Banyak perubahan setelah sekian lama tak pernah berkunjung. Kalau dulu, yang jadi menu andalan hanya bubur ayam, rawon, dan soto. Ada tambahan menu yang ditawarkan. Bu Basri menambah sup tulang dan soto Lamongan.
Karena niatnya makan bubur ayam. Ya, yang dipesan bubur ayam. Sempat tergoda sup tulang. Kalau soto Lamongan, saya sudah sering menikmati. Kebetulan, di dekat rumah ada warung makan asal Lamongan, jualan soto Lamongan. Tak diragukan rasanya. Tunggu dulu, sapa tahu bu Basri yang asli Berau itu, sudah lulus kursus membuat soto Lamongan. Boleh saja kan.
Rupanya Pak Datu Amir, Sultan Sambaliung sudah lebih dulu di warung itu. Duduk di meja nomor 4. Bersama istri, menantu, dan satu orang pengawalnya. Lagi-lagi ikut tergoda, melihat sultan asyik menikimati sup tulang. “Nggak sempat sarapan, Pak Sikra,” kata Pak Datu.
Ia berencana ke rumah sakit membesuk cucunya yang sedang dirawat. “Pak Sikra makan apa?” kata Pak Datu. Mau rasanya menjawab seperti yang disantap Pak Datu. Tapi niatnya ke warung Bu Basri, mau menikmati bubur ayam. “Saya pesan bubur ayam saja, Pak Datu,” kata saya.
Kami berceritalah banyak hal. Istri sultan, menantu, dan pengawalnya, tidak ikut sarapan. Saya tidak menanyakan, bagaimana kesibukan warga menyeberang sungai dengan perahu. “Istri saya itu, harus dikawal kalau turun dari perahu ketinting,” kata Pak Datu. “Tidak tahu teorinya, bagaimana naik dan turun dari perahu,” kata Pak Datu sambil tertawa.

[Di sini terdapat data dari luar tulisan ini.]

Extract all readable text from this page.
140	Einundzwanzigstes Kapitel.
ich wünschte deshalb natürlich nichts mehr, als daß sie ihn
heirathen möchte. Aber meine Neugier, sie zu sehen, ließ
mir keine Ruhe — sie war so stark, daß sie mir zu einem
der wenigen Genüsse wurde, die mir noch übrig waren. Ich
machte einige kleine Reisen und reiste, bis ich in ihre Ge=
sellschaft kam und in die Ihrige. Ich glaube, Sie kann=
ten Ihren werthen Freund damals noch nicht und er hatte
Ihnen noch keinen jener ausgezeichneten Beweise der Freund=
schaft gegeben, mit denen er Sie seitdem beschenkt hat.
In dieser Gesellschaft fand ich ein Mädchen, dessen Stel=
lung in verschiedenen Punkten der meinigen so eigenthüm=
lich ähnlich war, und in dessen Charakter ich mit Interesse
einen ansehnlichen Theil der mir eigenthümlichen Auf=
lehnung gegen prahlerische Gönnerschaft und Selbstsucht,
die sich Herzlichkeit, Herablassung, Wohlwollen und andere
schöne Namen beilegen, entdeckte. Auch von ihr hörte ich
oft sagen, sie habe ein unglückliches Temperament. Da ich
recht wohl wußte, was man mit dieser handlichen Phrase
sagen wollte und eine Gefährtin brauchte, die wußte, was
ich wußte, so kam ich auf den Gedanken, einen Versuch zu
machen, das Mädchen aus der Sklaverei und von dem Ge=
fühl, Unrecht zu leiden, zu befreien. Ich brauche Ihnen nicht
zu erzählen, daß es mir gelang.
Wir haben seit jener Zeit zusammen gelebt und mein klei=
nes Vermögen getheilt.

Memang terlihat mudah. Tapi, bila tak memahami bagaimana caranya turun dari perahu dan menginjakkan kaki di dermaga, bisa-bisa jatuh ke sungai. Kaki satu di dermaga, satunya lagi masih di perahu. Bisa dibayangkan sendiri. “Taberangkang,” kata sang pengawal.
Sayapun iseng saja menanyakan, andai saja tidak dilakukan ritual adat sebelum dimulainya pengerjaan jembatan. Sebelum Pak Datu menjawab, belasan detik tatapan Pak Datu ke arah saya cukup tajam. “Saya memang meminta, untuk menghindari hal yang tidak diinginkan,” kata Pak Datu.
Warga Sambaliung hafal dan tahu cerita mistis yang ada di sekitar kawasan jembatan itu. Dan, sebagai sultan, ia bisa berkomunikasi dengan penghuni (ia menyebut penjaga) kawasan jembatan. “Bisa aku memanggil untuk datang, dan berdialog,” kata Pak Datu.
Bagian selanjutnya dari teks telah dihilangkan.